- Official movie poster
- Directed by: Jose Balagtas
- Written by: Erwin T. Lanado
- Starring: Eddie Garcia; Eddie Gutierrez; Charlie Davao; Gabriel Romulo; Jessie Delgado; Star Querubin; Ilonah Jean; Sheila Ysrael;
- Cinematography: Eduardo 'Baby' Cabrales
- Edited by: Toto Natividad
- Music by: Jimmy Fabregas
- Production company: Harvest International Films Corporation
- Distributed by: Harvest International Films Corporation
- Release dates: August 30, 1992 (SM Megamall); September 3, 1992;
- Running time: 113 minutes
- Country: Philippines
- Language: Filipino
- Budget: ₱13 million

= Magdaleno Orbos: Sa Kuko ng Mga Lawin =

1992 action film starring Eddie Garcia

Magdaleno Orbos: Sa Kuko ng Mga Lawin (lit. 'In the Claw of Hawks') is a 1992 Filipino action film directed by Jose Balagtas.

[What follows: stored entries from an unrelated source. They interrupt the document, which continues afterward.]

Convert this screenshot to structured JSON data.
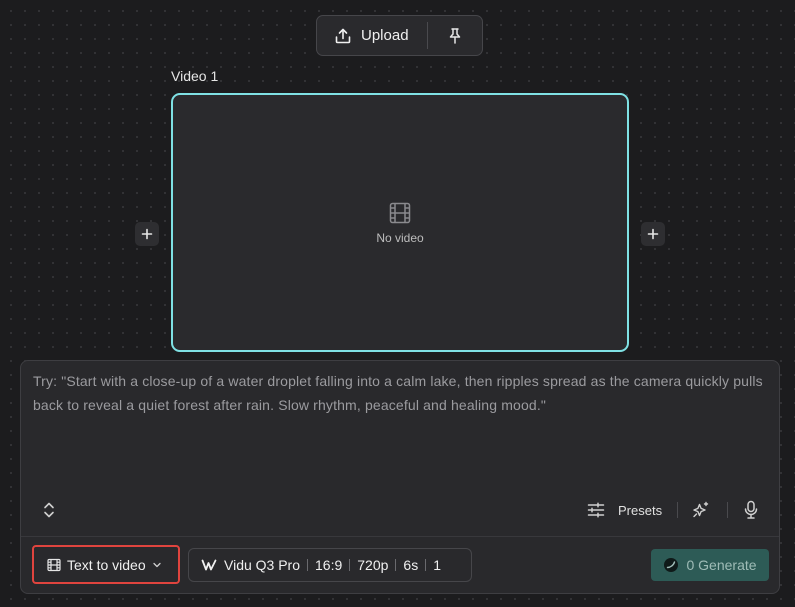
{
  "toolbar": {
    "upload_label": "Upload",
    "upload_icon": "upload-icon",
    "pin_icon": "pin-icon"
  },
  "canvas": {
    "video_label": "Video 1",
    "empty_text": "No video",
    "empty_icon": "film-icon",
    "frame_border_color": "#7fe1e4"
  },
  "prompt": {
    "placeholder": "Try: \"Start with a close-up of a water droplet falling into a calm lake, then ripples spread as the camera quickly pulls back to reveal a quiet forest after rain. Slow rhythm, peaceful and healing mood.\"",
    "presets_label": "Presets"
  },
  "bottom_bar": {
    "mode_label": "Text to video",
    "mode_highlight_color": "#e0443e",
    "model_name": "Vidu Q3 Pro",
    "aspect_ratio": "16:9",
    "resolution": "720p",
    "duration": "6s",
    "count": "1",
    "generate_cost": "0",
    "generate_label": "Generate",
    "generate_color": "#2d5b56"
  }
}
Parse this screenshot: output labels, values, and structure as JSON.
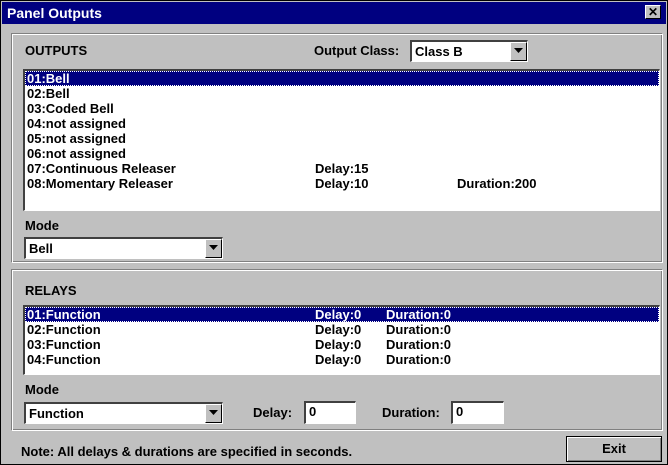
{
  "window": {
    "title": "Panel Outputs",
    "close_glyph": "✕"
  },
  "outputs": {
    "heading": "OUTPUTS",
    "output_class_label": "Output Class:",
    "output_class_value": "Class B",
    "items": [
      {
        "name": "01:Bell",
        "delay": "",
        "duration": ""
      },
      {
        "name": "02:Bell",
        "delay": "",
        "duration": ""
      },
      {
        "name": "03:Coded Bell",
        "delay": "",
        "duration": ""
      },
      {
        "name": "04:not assigned",
        "delay": "",
        "duration": ""
      },
      {
        "name": "05:not assigned",
        "delay": "",
        "duration": ""
      },
      {
        "name": "06:not assigned",
        "delay": "",
        "duration": ""
      },
      {
        "name": "07:Continuous Releaser",
        "delay": "Delay:15",
        "duration": ""
      },
      {
        "name": "08:Momentary Releaser",
        "delay": "Delay:10",
        "duration": "Duration:200"
      }
    ],
    "selected_index": 0,
    "mode_label": "Mode",
    "mode_value": "Bell"
  },
  "relays": {
    "heading": "RELAYS",
    "items": [
      {
        "name": "01:Function",
        "delay": "Delay:0",
        "duration": "Duration:0"
      },
      {
        "name": "02:Function",
        "delay": "Delay:0",
        "duration": "Duration:0"
      },
      {
        "name": "03:Function",
        "delay": "Delay:0",
        "duration": "Duration:0"
      },
      {
        "name": "04:Function",
        "delay": "Delay:0",
        "duration": "Duration:0"
      }
    ],
    "selected_index": 0,
    "mode_label": "Mode",
    "mode_value": "Function",
    "delay_label": "Delay:",
    "delay_value": "0",
    "duration_label": "Duration:",
    "duration_value": "0"
  },
  "footer": {
    "note": "Note:  All delays & durations are specified in seconds.",
    "exit_label": "Exit"
  },
  "colors": {
    "titlebar": "#000080",
    "selection": "#000080",
    "face": "#c0c0c0"
  }
}
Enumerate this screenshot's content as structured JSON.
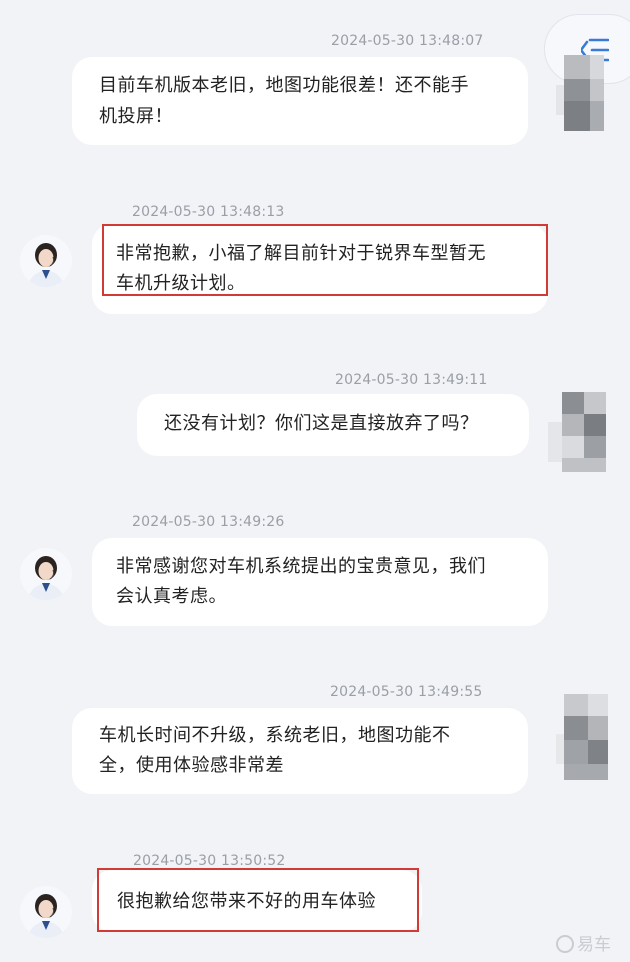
{
  "menu_button": {
    "icon": "menu-collapse-icon"
  },
  "messages": [
    {
      "sender": "user",
      "timestamp": "2024-05-30 13:48:07",
      "lines": [
        "目前车机版本老旧，地图功能很差！还不能手",
        "机投屏！"
      ]
    },
    {
      "sender": "agent",
      "timestamp": "2024-05-30 13:48:13",
      "lines": [
        "非常抱歉，小福了解目前针对于锐界车型暂无",
        "车机升级计划。"
      ],
      "highlighted": true
    },
    {
      "sender": "user",
      "timestamp": "2024-05-30 13:49:11",
      "lines": [
        "还没有计划？你们这是直接放弃了吗？"
      ]
    },
    {
      "sender": "agent",
      "timestamp": "2024-05-30 13:49:26",
      "lines": [
        "非常感谢您对车机系统提出的宝贵意见，我们",
        "会认真考虑。"
      ]
    },
    {
      "sender": "user",
      "timestamp": "2024-05-30 13:49:55",
      "lines": [
        "车机长时间不升级，系统老旧，地图功能不",
        "全，使用体验感非常差"
      ]
    },
    {
      "sender": "agent",
      "timestamp": "2024-05-30 13:50:52",
      "lines": [
        "很抱歉给您带来不好的用车体验"
      ],
      "highlighted": true
    }
  ],
  "watermark": {
    "text": "易车",
    "icon": "yiche-logo-icon"
  },
  "colors": {
    "background": "#f1f3f7",
    "bubble": "#ffffff",
    "highlight_border": "#d23a35",
    "timestamp": "#9a9ea6",
    "menu_icon": "#3a7bd5"
  }
}
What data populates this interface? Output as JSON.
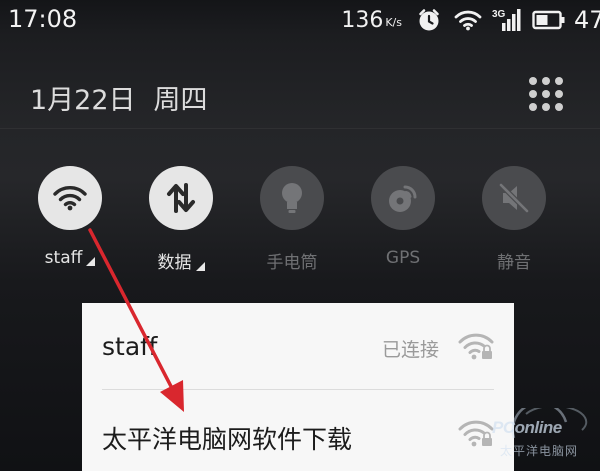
{
  "status_bar": {
    "time": "17:08",
    "net_speed": "136",
    "net_speed_unit": "K/s",
    "network_type": "3G",
    "battery_percent": "47"
  },
  "shade": {
    "date": "1月22日",
    "weekday": "周四"
  },
  "quick_toggles": [
    {
      "label": "staff",
      "state": "on",
      "icon": "wifi-icon"
    },
    {
      "label": "数据",
      "state": "on",
      "icon": "data-transfer-icon"
    },
    {
      "label": "手电筒",
      "state": "off",
      "icon": "flashlight-icon"
    },
    {
      "label": "GPS",
      "state": "off",
      "icon": "gps-icon"
    },
    {
      "label": "静音",
      "state": "off",
      "icon": "mute-icon"
    }
  ],
  "wifi_list": [
    {
      "ssid": "staff",
      "status": "已连接"
    },
    {
      "ssid": "太平洋电脑网软件下载",
      "status": ""
    }
  ],
  "watermark": {
    "brand": "PConline",
    "sub": "太平洋电脑网"
  },
  "colors": {
    "annotation_arrow": "#d9272e",
    "toggle_on": "#e6e6e6",
    "toggle_off": "#4a4b4e"
  }
}
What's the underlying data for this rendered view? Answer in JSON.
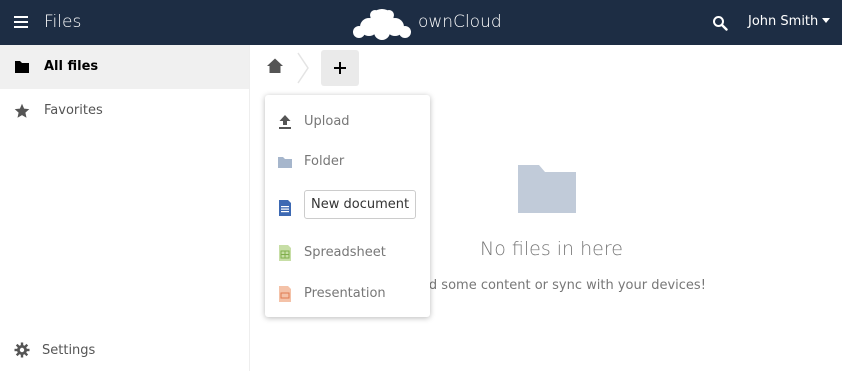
{
  "header": {
    "app_title": "Files",
    "brand": "ownCloud",
    "user_name": "John Smith",
    "icons": {
      "menu": "hamburger-menu-icon",
      "logo": "owncloud-logo",
      "search": "search-icon"
    }
  },
  "sidebar": {
    "items": [
      {
        "label": "All files",
        "icon": "folder-icon",
        "active": true
      },
      {
        "label": "Favorites",
        "icon": "star-icon",
        "active": false
      }
    ],
    "settings_label": "Settings"
  },
  "controls": {
    "home_icon": "home-icon",
    "new_button_icon": "plus-icon"
  },
  "new_menu": {
    "items": [
      {
        "label": "Upload",
        "icon": "upload-icon"
      },
      {
        "label": "Folder",
        "icon": "folder-icon"
      },
      {
        "label": "",
        "icon": "document-icon",
        "input_value": "New document"
      },
      {
        "label": "Spreadsheet",
        "icon": "spreadsheet-icon"
      },
      {
        "label": "Presentation",
        "icon": "presentation-icon"
      }
    ]
  },
  "empty_content": {
    "title": "No files in here",
    "hint": "oad some content or sync with your devices!"
  },
  "colors": {
    "header_bg": "#1d2d44",
    "folder_icon": "#a6b6cc",
    "document_icon": "#3d69b3",
    "spreadsheet_icon": "#9dc36b",
    "presentation_icon": "#e8936c"
  }
}
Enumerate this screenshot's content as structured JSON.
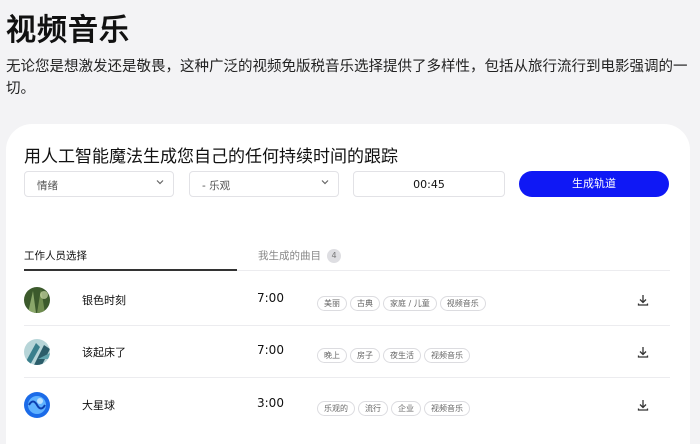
{
  "page": {
    "title": "视频音乐",
    "description": "无论您是想激发还是敬畏，这种广泛的视频免版税音乐选择提供了多样性，包括从旅行流行到电影强调的一切。"
  },
  "generator": {
    "title": "用人工智能魔法生成您自己的任何持续时间的跟踪",
    "mood_value": "情绪",
    "genre_value": "- 乐观",
    "duration_value": "00:45",
    "generate_label": "生成轨道"
  },
  "tabs": [
    {
      "label": "工作人员选择",
      "active": true
    },
    {
      "label": "我生成的曲目",
      "count": "4",
      "active": false
    }
  ],
  "tracks": [
    {
      "name": "银色时刻",
      "duration": "7:00",
      "tags": [
        "美丽",
        "古典",
        "家庭 / 儿童",
        "视频音乐"
      ],
      "thumb_colors": [
        "#3c5a2c",
        "#8aa76a"
      ]
    },
    {
      "name": "该起床了",
      "duration": "7:00",
      "tags": [
        "晚上",
        "房子",
        "夜生活",
        "视频音乐"
      ],
      "thumb_colors": [
        "#3a7f8c",
        "#b7d5d8"
      ]
    },
    {
      "name": "大星球",
      "duration": "3:00",
      "tags": [
        "乐观的",
        "流行",
        "企业",
        "视频音乐"
      ],
      "thumb_colors": [
        "#1b6be8",
        "#5fb2ff"
      ]
    }
  ],
  "icons": {
    "select_chevron": "chevron-down-icon",
    "download": "download-icon"
  },
  "colors": {
    "accent": "#0f18f5",
    "background": "#f3f3f5"
  }
}
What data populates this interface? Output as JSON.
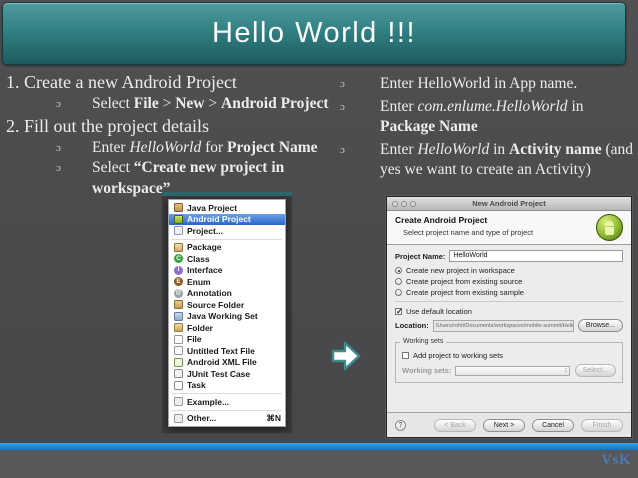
{
  "slide": {
    "title": "Hello World !!!",
    "logo": "VsK",
    "colors": {
      "banner_teal": "#2f7e80",
      "footer_blue": "#1585d8",
      "menu_selection_blue": "#3273d8",
      "logo_blue": "#4d7cb4",
      "android_green": "#8cb92f",
      "background_gray": "#4a4a4c"
    }
  },
  "left_column": {
    "item1": "1. Create a new Android Project",
    "b1": {
      "marker": "ɔ",
      "t1": "Select ",
      "t2": "File",
      "t3": " > ",
      "t4": "New",
      "t5": " > ",
      "t6": "Android Project"
    },
    "item2": "2. Fill out the project details",
    "b2": {
      "marker": "ɔ",
      "t1": "Enter ",
      "t2": "HelloWorld",
      "t3": " for ",
      "t4": "Project Name"
    },
    "b3": {
      "marker": "ɔ",
      "t1": "Select ",
      "t2": "“Create new project in workspace”"
    }
  },
  "right_column": {
    "b1": {
      "marker": "ɔ",
      "t1": "Enter HelloWorld in App name."
    },
    "b2": {
      "marker": "ɔ",
      "t1": "Enter ",
      "t2": "com.enlume.HelloWorld",
      "t3": " in ",
      "t4": "Package Name"
    },
    "b3": {
      "marker": "ɔ",
      "t1": "Enter ",
      "t2": "HelloWorld",
      "t3": " in ",
      "t4": "Activity name",
      "t5": " (and yes we want to create an Activity)"
    }
  },
  "menu": {
    "items": [
      {
        "label": "Java Project"
      },
      {
        "label": "Android Project",
        "selected": "true"
      },
      {
        "label": "Project..."
      },
      {
        "label": "Package"
      },
      {
        "label": "Class"
      },
      {
        "label": "Interface"
      },
      {
        "label": "Enum"
      },
      {
        "label": "Annotation"
      },
      {
        "label": "Source Folder"
      },
      {
        "label": "Java Working Set"
      },
      {
        "label": "Folder"
      },
      {
        "label": "File"
      },
      {
        "label": "Untitled Text File"
      },
      {
        "label": "Android XML File"
      },
      {
        "label": "JUnit Test Case"
      },
      {
        "label": "Task"
      },
      {
        "label": "Example..."
      },
      {
        "label": "Other...",
        "shortcut": "⌘N"
      }
    ]
  },
  "dialog": {
    "window_title": "New Android Project",
    "header_title": "Create Android Project",
    "header_subtitle": "Select project name and type of project",
    "project_name_label": "Project Name:",
    "project_name_value": "HelloWorld",
    "radio_workspace": "Create new project in workspace",
    "radio_existing_source": "Create project from existing source",
    "radio_existing_sample": "Create project from existing sample",
    "use_default_location": "Use default location",
    "location_label": "Location:",
    "location_value": "/Users/rohit/Documents/workspaces/mobile-summit/HelloW",
    "browse_button": "Browse...",
    "working_sets_group": "Working sets",
    "add_to_working_sets": "Add project to working sets",
    "working_sets_label": "Working sets:",
    "select_button": "Select...",
    "help_button": "?",
    "back_button": "< Back",
    "next_button": "Next >",
    "cancel_button": "Cancel",
    "finish_button": "Finish"
  }
}
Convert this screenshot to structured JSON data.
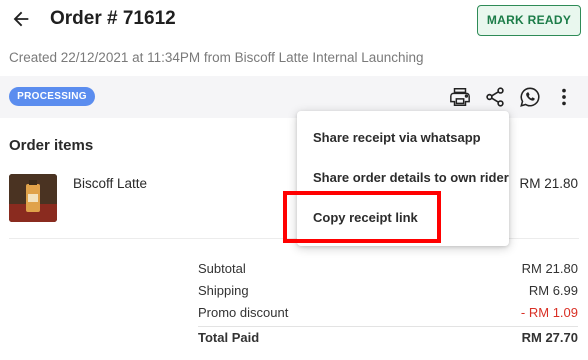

The film stars Eddie Garcia as the titular character, alongside Eddie Gutierrez, Charlie Davao, Star Querubin, Sheila Ysrael, Ilonah Jean, Nick Romano, Dick Israel, Gabriel Romulo, and Jessie Delgado. Produced by Harvest International Films Corporation, the film was released on September 3, 1992.

Critic Justino Dormiendo of the Manila Standard gave Magdaleno Orbos a negative review, criticizing the film's direction, acting, and routine plot.

==Plot==
Magdaleno Orbos, a wealthy contractor in the construction industry, is honest and fair in doing his job. Fellow businessman Mr. Alingcastre resents this fact, and begins to harass Magdaleno and send him threats of violence. Because Magdaleno is unfazed by his threats, Alingcastre sends assassins to kill his workers instead. Eventually, Magdaleno's wife is killed by the men of Alingcastre, leading to Magdaleno becoming a vigilante.

==Cast==
- Eddie Garcia as Magdaleno Orbos
- Eddie Gutierrez as Mr. Alingcastre
- Charlie Davao as Araneta
- Star Querubin
- Sheila Ysrael
- Ilonah Jean
- Nick Romano
- Dick Israel as Jake
- Gabriel Romulo
- Jessie Delgado
- Philip Gamboa
- Orestes Ojeda
- Renato del Prado
- Conrad Poe
- Tsing Tong Tsai
- Chanel Cuenca
- Jennifer Nubla
- Shana Torres
- Susan Tolentino
- Robin Shou
- Chun Hua Li (as Kingkong)
- Edgar Tejada
- Odette Khan
- Usman Hassim
- Bobby Benitez
- Eddie del Mar Jr.
- Rommel Valdez
- Danny Riel
- Robert Talby
- Robert Miller
- Alex David
- Joe Baltazar
- Bebeng Amora
- Vic Felipe
- Ros Olgado
- Naty Santiago

==Production==
Shooting for Magdaleno Orbos lasted for nearly a year, and began before Eddie Garcia was even cast in the lead role. Hong Kong actors Robin Shou and Chun Hua Li, the latter credited as Kingkong, were also cast in the film.

It is actress and Manila councilor Star Querubin's final film before she retired from show business to focus on her education.

==Release==
Magdaleno Orbos premiered at SM Megamall in Mandaluyong on August 30, 1992, before being released nationwide on September 3.

===Critical response===
Justino Dormiendo, writing for the Manila Standard, gave the film a negative review, criticizing the film's "tired plot" involving vigilantes, implausible scenarios, direction, and acting.